Black will hold the longest imo

who gives a shit if it looks bad, that's not what you put it on their for


----------



## keljai (Feb 9, 2010)

there the same matieral, y would black stay on longer?


----------



## Milo303 (Apr 6, 2009)

Supposedly carbons contaminate the more clear when your burning it. And in my experience black just does a better job.


----------



## seant46 (Dec 8, 2009)

black, from my experience even the clear one turns blackish when you burn it anyways.


----------



## BurtonAvenger (Aug 14, 2007)

seant46 said:


> black, from my experience even the clear one turns blackish when you burn it anyways.


If it's turning black you're holding it too far from the flame.
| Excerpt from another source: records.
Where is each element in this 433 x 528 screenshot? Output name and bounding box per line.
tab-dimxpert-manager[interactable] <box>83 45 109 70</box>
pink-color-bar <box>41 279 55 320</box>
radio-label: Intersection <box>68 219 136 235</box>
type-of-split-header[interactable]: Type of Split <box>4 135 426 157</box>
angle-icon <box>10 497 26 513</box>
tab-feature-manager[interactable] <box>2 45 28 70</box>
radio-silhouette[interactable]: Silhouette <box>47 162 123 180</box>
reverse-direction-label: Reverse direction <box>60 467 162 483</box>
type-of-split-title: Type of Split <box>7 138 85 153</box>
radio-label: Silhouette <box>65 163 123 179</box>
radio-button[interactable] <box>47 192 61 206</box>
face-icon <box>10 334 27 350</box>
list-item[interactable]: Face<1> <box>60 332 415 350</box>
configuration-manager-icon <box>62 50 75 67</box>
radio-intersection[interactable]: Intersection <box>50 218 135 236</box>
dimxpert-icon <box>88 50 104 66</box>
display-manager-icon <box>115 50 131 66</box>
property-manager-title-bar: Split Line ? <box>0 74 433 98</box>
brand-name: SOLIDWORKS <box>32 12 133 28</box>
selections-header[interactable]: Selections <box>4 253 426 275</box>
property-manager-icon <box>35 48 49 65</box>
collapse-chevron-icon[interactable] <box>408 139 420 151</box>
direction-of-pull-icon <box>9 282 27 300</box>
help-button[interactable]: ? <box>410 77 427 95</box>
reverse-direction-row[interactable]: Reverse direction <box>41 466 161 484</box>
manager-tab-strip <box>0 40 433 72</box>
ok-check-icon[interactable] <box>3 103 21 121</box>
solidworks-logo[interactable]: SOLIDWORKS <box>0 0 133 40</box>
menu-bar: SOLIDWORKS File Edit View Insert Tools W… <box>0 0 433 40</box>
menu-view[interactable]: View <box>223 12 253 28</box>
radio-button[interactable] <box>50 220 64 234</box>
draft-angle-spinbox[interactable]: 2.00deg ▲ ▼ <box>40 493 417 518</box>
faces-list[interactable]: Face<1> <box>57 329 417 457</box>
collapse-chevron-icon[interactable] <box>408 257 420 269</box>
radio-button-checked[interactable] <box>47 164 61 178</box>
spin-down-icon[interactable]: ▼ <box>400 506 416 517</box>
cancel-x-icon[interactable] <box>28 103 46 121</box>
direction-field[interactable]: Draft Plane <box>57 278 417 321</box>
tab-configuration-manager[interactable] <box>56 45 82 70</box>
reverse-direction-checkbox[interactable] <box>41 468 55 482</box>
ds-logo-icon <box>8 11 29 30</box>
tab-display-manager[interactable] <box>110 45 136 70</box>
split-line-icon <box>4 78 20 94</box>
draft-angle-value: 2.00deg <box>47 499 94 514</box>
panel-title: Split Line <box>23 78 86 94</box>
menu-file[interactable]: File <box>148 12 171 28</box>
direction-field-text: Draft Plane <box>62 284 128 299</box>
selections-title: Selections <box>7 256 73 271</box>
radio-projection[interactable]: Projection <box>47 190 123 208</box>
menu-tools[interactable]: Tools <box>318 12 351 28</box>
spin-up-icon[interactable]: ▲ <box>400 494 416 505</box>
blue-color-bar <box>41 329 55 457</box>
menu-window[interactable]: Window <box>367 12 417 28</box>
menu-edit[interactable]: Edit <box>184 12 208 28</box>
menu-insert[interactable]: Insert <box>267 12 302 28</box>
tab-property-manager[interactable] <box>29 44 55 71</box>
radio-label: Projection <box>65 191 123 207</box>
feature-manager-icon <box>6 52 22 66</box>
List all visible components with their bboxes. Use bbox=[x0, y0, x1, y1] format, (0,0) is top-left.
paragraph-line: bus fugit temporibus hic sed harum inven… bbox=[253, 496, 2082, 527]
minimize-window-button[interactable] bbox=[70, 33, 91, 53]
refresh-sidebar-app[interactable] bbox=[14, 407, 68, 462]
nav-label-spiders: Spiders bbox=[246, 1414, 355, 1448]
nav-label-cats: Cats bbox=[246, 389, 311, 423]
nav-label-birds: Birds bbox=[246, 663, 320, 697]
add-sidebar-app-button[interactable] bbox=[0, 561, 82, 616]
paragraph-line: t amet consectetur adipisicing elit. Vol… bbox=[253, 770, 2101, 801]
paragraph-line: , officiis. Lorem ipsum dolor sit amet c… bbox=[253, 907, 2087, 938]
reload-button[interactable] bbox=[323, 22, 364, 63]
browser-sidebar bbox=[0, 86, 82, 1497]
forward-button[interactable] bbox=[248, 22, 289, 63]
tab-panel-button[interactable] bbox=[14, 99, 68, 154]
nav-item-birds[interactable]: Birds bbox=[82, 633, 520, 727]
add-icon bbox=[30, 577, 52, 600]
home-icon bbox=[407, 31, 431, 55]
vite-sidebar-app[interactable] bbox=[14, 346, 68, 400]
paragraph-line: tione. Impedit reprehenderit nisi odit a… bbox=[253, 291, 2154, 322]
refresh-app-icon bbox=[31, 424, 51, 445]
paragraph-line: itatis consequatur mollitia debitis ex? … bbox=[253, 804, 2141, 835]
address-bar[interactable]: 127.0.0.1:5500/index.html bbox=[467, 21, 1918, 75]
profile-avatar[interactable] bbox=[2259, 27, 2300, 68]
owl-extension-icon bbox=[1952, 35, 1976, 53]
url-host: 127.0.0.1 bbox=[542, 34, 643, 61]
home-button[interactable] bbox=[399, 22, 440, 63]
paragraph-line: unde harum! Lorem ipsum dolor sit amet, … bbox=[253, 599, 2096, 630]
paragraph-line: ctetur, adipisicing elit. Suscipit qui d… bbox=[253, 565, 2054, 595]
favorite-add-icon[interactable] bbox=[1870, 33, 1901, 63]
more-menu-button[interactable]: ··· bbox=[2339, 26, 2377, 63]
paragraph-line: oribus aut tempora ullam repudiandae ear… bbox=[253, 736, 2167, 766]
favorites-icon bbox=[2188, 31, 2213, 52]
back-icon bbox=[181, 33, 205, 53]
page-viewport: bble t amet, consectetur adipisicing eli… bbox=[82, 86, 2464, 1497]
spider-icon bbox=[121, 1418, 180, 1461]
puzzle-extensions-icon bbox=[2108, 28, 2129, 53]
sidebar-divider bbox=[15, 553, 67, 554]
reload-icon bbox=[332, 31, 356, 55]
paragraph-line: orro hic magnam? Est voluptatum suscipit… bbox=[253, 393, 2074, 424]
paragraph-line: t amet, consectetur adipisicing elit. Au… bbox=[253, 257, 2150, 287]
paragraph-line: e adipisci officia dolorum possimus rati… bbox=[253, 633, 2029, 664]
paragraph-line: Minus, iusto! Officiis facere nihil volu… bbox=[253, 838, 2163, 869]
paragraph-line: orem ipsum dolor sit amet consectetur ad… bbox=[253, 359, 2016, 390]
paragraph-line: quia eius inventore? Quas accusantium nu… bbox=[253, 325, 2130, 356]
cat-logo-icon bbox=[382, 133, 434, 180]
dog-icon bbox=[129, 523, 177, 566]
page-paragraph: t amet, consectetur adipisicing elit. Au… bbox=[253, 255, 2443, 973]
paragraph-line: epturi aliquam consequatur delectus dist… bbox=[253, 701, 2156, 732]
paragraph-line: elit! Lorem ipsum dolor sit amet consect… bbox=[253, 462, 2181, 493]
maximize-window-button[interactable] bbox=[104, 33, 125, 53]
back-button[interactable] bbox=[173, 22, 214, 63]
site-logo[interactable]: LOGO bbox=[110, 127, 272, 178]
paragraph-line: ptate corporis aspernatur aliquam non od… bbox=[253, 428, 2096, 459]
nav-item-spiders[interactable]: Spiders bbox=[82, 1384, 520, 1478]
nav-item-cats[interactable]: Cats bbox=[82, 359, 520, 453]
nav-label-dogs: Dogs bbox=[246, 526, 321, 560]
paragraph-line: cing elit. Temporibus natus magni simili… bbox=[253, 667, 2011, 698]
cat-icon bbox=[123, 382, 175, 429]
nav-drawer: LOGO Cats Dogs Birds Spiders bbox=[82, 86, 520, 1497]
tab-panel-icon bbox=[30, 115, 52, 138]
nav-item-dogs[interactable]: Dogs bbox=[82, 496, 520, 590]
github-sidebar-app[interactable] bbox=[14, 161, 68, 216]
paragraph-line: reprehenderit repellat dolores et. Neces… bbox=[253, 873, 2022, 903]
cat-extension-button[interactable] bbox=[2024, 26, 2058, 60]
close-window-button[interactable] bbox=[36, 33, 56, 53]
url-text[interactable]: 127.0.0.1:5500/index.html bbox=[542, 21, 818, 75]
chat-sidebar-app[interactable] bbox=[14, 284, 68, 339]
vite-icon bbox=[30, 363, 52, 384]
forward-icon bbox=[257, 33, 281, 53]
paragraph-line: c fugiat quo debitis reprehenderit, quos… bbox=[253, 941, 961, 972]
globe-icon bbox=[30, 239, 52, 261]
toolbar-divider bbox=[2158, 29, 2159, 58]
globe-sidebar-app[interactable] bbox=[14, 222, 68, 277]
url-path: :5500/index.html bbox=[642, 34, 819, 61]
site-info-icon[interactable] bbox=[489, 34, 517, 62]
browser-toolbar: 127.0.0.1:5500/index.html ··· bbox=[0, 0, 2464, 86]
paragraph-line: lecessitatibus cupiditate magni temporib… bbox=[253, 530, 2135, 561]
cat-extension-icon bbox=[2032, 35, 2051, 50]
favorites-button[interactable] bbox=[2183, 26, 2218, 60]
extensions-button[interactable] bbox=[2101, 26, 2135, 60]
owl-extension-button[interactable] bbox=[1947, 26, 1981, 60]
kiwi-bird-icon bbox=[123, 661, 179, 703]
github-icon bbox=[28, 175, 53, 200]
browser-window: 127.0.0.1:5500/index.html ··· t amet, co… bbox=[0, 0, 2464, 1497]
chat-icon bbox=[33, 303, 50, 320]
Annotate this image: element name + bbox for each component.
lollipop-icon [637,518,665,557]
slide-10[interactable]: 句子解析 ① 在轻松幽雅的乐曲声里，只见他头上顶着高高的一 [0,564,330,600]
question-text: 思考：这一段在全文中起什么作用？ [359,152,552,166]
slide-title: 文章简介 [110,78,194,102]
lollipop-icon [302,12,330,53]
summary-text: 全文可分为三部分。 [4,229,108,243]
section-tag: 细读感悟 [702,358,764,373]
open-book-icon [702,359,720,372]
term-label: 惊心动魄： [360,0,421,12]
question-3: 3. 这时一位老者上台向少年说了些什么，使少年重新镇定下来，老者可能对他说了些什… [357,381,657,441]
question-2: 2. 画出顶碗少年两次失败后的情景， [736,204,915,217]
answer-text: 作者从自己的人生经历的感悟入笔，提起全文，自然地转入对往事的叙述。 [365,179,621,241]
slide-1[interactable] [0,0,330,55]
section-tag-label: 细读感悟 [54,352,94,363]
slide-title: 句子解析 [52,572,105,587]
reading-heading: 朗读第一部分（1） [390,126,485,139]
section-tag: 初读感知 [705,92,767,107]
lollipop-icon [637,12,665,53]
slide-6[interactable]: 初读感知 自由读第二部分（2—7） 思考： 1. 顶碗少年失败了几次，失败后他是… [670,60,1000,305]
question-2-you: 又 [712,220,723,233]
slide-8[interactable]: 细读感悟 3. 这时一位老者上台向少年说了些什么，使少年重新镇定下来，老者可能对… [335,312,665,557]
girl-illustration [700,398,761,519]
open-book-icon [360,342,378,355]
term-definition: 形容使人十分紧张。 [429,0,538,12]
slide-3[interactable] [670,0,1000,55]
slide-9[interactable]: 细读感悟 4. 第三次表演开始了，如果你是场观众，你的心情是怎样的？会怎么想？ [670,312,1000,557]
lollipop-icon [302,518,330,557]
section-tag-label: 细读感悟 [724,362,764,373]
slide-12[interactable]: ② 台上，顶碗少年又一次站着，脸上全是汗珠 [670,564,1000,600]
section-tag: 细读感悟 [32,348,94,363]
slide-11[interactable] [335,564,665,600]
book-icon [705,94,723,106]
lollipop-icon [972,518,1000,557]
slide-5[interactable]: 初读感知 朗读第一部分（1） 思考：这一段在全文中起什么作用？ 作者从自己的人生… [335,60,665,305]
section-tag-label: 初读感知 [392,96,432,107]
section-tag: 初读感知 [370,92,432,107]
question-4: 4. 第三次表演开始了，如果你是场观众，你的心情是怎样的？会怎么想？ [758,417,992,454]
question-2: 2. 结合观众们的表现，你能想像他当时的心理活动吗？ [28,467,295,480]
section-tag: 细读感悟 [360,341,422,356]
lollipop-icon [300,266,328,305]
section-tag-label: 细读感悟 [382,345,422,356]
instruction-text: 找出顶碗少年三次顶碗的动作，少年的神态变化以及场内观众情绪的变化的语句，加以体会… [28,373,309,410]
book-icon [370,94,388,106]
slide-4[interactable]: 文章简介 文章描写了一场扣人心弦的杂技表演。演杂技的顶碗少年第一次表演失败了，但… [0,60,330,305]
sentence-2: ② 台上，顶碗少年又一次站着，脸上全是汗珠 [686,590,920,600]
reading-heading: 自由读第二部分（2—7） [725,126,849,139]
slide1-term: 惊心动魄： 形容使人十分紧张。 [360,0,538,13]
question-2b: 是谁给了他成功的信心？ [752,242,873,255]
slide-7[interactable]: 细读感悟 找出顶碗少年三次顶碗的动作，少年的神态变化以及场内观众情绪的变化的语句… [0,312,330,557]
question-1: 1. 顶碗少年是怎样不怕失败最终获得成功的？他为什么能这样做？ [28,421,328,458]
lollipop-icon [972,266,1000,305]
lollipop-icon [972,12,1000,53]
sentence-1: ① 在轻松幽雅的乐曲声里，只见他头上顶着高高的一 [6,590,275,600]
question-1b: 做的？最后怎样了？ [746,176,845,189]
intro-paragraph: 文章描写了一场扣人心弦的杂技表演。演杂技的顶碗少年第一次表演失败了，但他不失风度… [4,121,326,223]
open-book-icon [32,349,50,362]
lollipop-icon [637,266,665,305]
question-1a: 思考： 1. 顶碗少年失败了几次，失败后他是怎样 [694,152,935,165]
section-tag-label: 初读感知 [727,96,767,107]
There's different grades of Ptex but if you're just using the standard candle either or will use and being that the board is black the clear will only have a minimal discoloration.


----------



## Zee (Feb 21, 2008)

Who cares really... I used black on a lime green base becuse that's what I had. Looks all scarred and less likely to get stolen 

I would say though, I prefer the ptex iron to the candle.


----------



## linvillegorge (Jul 6, 2009)

I have one board repaired with clear and one repaired with black. Both have held up just fine.


----------



## Milo303 (Apr 6, 2009)

I've had a couple clears blow out, and not one black has yet. Could just be luck, who knows.


----------